I suppose that Kirkham and colleagues are trying to leverage the enthusiasm for the "disintermediation" and "user-generated content" that made a buzz around 2000-2005, and live on as "social media" now. Cloud computing and disintermediation aren't necessarily incompatible: individuals can and do create their own content and store it in cloud-based services like web hosts, virtual worlds, Facebook and Twitter. (The particular proposal made by Kirkham et al., though, is very un-cloud-like.) I'll come back to this later.
The same issue of Security & Privacy has Gary T. Marx writing about the line between citizens assisting with law enforcement and citizens pursuing vigilantism (pp. 56-61). Despite the recent prominence of citizen journalism and success in apprehending suspects after the bombing of the Boston marathon, Marx observes that cooperation between law enforcement and the public is hardly new: governments have been encouraging citizens to report crimes for decades, and, in the more distant past, routinely employed citizens as auxiliary law enforcers.
All this had me groaning: is anything ever new? A moment's thought assured me that surely something is, since plenty of technology exists now that didn't exist a hundred years ago. My reaction to the claims of both Kirkham et al. and their opposites in the cloud computing camp is really a reaction to sweeping claims that computing is centralising, or de-centralising, or intermediating, or disintermediating, or converging, or diverging, or whatever. At any one time, surely some things might be de-centralising (like creation of web pages) while others are centralising (like hosting of the same web pages), depending on the most efficient and effective way of using the available technologies. To claim that there is any overall trend seems pretty bold, to say the least.

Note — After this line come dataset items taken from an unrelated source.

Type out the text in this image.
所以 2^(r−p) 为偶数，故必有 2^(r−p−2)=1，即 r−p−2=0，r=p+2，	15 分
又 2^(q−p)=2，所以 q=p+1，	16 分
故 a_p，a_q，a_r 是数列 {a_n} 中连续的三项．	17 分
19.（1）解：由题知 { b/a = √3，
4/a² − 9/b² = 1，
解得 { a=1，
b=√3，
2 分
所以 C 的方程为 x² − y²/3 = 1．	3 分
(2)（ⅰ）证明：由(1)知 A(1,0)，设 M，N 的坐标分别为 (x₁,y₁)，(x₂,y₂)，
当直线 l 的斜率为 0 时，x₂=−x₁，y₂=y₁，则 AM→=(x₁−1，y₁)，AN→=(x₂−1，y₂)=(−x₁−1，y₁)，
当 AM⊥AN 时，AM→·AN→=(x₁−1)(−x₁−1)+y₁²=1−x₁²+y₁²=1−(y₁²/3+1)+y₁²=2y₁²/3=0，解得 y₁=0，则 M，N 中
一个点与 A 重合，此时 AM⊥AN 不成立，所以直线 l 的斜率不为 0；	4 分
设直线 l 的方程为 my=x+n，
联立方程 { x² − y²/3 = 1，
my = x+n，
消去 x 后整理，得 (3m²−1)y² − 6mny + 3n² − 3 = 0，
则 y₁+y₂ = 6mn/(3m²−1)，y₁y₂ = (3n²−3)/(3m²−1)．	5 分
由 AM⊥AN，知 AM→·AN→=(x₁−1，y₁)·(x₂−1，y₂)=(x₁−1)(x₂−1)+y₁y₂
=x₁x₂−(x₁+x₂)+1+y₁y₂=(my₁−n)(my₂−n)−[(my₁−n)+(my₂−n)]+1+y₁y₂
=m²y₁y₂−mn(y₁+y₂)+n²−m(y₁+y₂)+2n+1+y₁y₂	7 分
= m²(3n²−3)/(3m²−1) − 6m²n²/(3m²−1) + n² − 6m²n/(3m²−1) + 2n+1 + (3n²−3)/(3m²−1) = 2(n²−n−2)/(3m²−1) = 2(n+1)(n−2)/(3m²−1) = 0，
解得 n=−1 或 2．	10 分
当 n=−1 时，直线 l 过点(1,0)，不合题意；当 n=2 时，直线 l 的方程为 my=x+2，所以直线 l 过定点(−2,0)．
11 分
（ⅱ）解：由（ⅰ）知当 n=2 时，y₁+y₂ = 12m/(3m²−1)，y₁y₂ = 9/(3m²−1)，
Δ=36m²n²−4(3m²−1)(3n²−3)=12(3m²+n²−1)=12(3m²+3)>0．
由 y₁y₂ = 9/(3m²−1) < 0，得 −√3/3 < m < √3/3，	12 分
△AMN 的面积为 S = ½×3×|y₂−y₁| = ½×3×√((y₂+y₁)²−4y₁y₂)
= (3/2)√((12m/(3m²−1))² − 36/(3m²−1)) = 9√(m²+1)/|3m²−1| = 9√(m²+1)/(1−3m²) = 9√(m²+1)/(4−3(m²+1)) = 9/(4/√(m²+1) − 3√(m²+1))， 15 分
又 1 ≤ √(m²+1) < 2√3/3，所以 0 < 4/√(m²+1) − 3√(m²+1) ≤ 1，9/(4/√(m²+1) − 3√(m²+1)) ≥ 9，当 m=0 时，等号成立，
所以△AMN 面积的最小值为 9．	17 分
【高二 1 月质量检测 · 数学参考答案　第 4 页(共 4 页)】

Whatever technology is doing, however, we remain human and we continue to struggle with rights vs responsibilities, privacy vs accountability, individuality vs community, and a hundred other tensions that likely existed before anyone ever rubbed two sticks together, let alone built a computer. Technology may change the means by which tensions like these are expressed and resolved, but it hasn't made us a whole new species with whole new needs and desires. Facebook may have appeared only ten years ago, for example, but it's hardly the first time anyone had a social network.
I've previously observed that commentators can generate a lot of nonsense by mistaking a change in one aspect of computing for a computing revolution. I should perhaps extend that observation to include mistaking a change in technology for a change in humanity.